DNR upland game bird specialist Al Stewart also spoke at the Friday event.
“What’s great about this is, you know, here is the support of all the businesses,” Stewart said, pointing to the kiosk that also shows the variety of habitats. “Here are the partners that have contributed to it.”
And ruffed grouse isn’t the only species that will benefit from the GEMS. Young forests, he said, contribute to the survival of other species.
For example, according to the description of the site on the kiosk, animals like the snowshoe hare, whitetail deer and chestnut-sided warbler also benefit.
“It’s the GEMS concept, like Terry talked about, that pulls it all together, pulls in the people, the economics, the resources, all into one place,” Stewart said. “And that’s where Bill helped make things happen.”
The DNR is making walk-in GEMS across the Upper and northern Lower peninsulas to provide hunting opportunities and boost the economy, among other goals.

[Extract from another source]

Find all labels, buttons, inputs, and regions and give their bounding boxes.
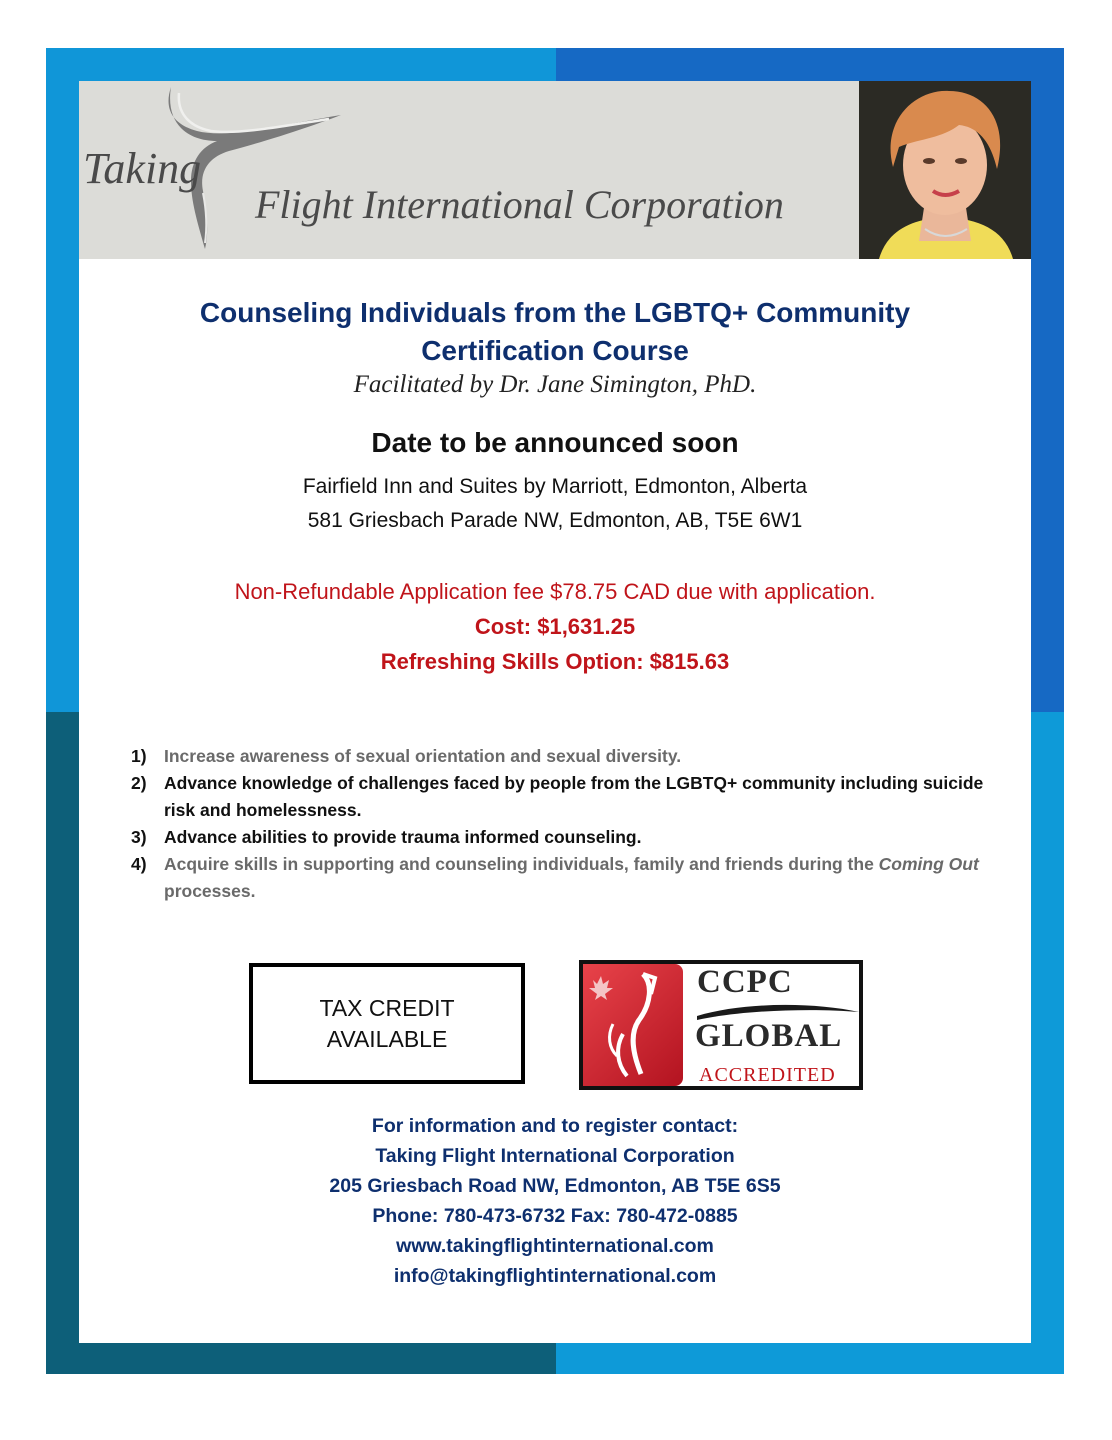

Grouse like aspen forests as they provide breeding habitat and protection from predators. The flower buds on the mature trees also provide food for grouse during the winter and in the spring when the snow cuts off ground feeding.
At a GEMS, aspen stands must be clear-cut to create saplings, which is part of the site’s management plan.
Reggie Durant of the Mid-Upper Peninsula Chapter of Ruffed Grouse Society said he knew Rollo on a “conservation/wildlife level” and called him a hard worker.
“Hard work, sweat equity – that’s why we have this GEMS right now, because he was totally committed to it, and we miss him and appreciate him,” Durant said.